Mr. Vane and Mr. Peter, finding some distraction in the commonwealth arising from some differences in judgment, and with some alienation of affection among the magistrates and some other persons of quality, and that hereby factions began to grow among the people, some adhering more to the old governor, Mr. Winthrop, and others to the late governor, Mr. Dudley - the former carrying matters with more lenity, and the other with more severity - they procured a meeting, at Boston, of the governor, deputy, Mr. Cotton, Mr. Hooker, Mr. Wilson, Mr. Winthrop, Mr. Dudley, and themselves.

Mr. Winthrop spoke, professing solemnly that he knew not of any breach between his brother Dudley and himself, since they were reconciled long since. Then Mr. Dudley spoke to this effect: that for his part he came thither a mere patient, not with any intent to charge his brother Winthrop with anything; for though there had been formerly some differences and breaches between them, yet they had been healed, and for his part, he was not willing to renew them again.

(4) In March, 1637, John Wheelwright, the brother-in-law of Anne Hutchinson, was convicted of sedition and contempt because his religious views departed from orthodox Puritanism. In May, 1637, John Winthrop explained why dissenters would not be accepted by the colony.

(1) If we here be a corporation established by free consent, if the place of our cohabitation be our own, then no man has right to come into us, etc., without our consent.

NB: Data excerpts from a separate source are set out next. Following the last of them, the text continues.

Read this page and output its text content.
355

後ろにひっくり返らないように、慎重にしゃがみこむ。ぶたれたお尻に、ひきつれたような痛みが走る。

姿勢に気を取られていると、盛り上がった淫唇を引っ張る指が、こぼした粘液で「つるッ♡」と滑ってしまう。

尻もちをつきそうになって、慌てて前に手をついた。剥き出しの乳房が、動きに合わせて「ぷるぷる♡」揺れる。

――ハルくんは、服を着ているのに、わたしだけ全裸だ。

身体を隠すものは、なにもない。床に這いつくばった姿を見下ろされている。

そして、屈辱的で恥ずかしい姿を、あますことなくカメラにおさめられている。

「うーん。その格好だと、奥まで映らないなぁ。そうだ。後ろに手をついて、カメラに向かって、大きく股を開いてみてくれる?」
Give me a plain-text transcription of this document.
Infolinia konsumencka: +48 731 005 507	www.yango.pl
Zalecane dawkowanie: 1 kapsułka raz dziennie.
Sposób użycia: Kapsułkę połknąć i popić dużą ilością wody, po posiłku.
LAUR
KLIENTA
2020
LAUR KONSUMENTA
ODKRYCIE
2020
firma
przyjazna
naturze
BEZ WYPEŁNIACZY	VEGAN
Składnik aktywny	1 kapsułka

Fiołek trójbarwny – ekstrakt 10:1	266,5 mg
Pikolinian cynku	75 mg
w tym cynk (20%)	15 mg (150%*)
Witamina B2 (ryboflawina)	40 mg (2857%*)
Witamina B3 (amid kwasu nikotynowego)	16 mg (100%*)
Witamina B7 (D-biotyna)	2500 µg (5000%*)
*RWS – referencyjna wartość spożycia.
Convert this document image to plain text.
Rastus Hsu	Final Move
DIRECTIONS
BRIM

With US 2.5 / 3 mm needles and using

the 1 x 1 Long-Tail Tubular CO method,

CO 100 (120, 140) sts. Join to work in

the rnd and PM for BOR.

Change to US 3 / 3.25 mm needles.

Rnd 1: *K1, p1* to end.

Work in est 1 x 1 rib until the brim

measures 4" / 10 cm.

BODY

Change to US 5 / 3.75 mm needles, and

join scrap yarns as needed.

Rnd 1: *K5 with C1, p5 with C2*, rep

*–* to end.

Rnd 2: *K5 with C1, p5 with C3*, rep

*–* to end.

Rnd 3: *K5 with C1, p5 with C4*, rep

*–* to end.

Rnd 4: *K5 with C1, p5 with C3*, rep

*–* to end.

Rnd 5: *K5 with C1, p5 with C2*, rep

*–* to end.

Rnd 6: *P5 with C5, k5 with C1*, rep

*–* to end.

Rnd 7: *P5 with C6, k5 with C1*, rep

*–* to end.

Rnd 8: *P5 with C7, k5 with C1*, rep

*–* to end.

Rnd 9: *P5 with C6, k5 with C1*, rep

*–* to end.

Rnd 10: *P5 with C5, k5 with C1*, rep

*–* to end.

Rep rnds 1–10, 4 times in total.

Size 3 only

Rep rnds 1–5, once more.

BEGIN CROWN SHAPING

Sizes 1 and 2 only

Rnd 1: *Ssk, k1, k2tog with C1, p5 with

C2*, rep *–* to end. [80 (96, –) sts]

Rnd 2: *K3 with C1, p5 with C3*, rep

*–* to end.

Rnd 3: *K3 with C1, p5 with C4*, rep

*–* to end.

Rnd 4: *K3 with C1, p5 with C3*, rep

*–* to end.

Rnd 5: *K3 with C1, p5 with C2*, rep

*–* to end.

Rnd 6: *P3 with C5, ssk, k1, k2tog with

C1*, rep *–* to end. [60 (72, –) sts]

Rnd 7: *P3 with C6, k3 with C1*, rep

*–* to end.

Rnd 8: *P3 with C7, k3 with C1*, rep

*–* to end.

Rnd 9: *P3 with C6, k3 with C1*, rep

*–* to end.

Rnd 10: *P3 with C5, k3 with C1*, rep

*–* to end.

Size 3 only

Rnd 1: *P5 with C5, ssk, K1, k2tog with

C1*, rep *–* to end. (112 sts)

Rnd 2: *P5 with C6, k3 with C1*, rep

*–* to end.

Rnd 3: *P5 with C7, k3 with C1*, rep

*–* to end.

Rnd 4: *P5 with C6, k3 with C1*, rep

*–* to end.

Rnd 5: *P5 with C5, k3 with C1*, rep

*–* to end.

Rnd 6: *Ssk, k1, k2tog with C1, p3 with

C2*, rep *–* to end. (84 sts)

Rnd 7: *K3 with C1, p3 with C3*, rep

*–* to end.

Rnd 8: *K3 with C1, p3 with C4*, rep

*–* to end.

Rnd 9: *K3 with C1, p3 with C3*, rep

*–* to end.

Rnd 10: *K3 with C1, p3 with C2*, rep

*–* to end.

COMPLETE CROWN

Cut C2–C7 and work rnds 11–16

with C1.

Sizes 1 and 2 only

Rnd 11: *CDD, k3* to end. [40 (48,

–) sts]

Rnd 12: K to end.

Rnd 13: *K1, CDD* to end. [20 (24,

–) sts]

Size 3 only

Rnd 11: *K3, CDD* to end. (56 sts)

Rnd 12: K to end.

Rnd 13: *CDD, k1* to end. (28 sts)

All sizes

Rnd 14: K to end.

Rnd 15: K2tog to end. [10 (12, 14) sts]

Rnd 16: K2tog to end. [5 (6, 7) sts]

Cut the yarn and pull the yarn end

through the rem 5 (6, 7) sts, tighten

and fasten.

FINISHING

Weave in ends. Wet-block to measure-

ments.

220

(2) If no man has right to our lands, our government privileges, etc., but by our consent, then it is reason we should take notice of before we confer any such upon them.

(3) If we are bound to keep off whatsoever appears to tend to our ruin or damage, then we may lawfully refuse to receive such whose dispositions suit not with ours and whose society we know will be hurtful to us, and therefore it is lawful to take knowledge of all men before we receive them.

(5) In 1642 there was a dispute about the distribution of power in the Massachusetts Bay Company. John Winthrop issued a statement explaining why he believed that magistrates had the right to veto decisions made by the town representatives.

Now if we should change from a mixed aristocracy to a mere democracy, first we should have no warrant in Scripture for it; there was no such government in Israel.

I say, we should incur scandal by undervaluing the gifts of God - as wisdom, learning, etc. - and the ordinance of magistracy, if the judgment and authority of any one of the common rank of the people should bear equal weight with that of the wisest and chiefest magistrate.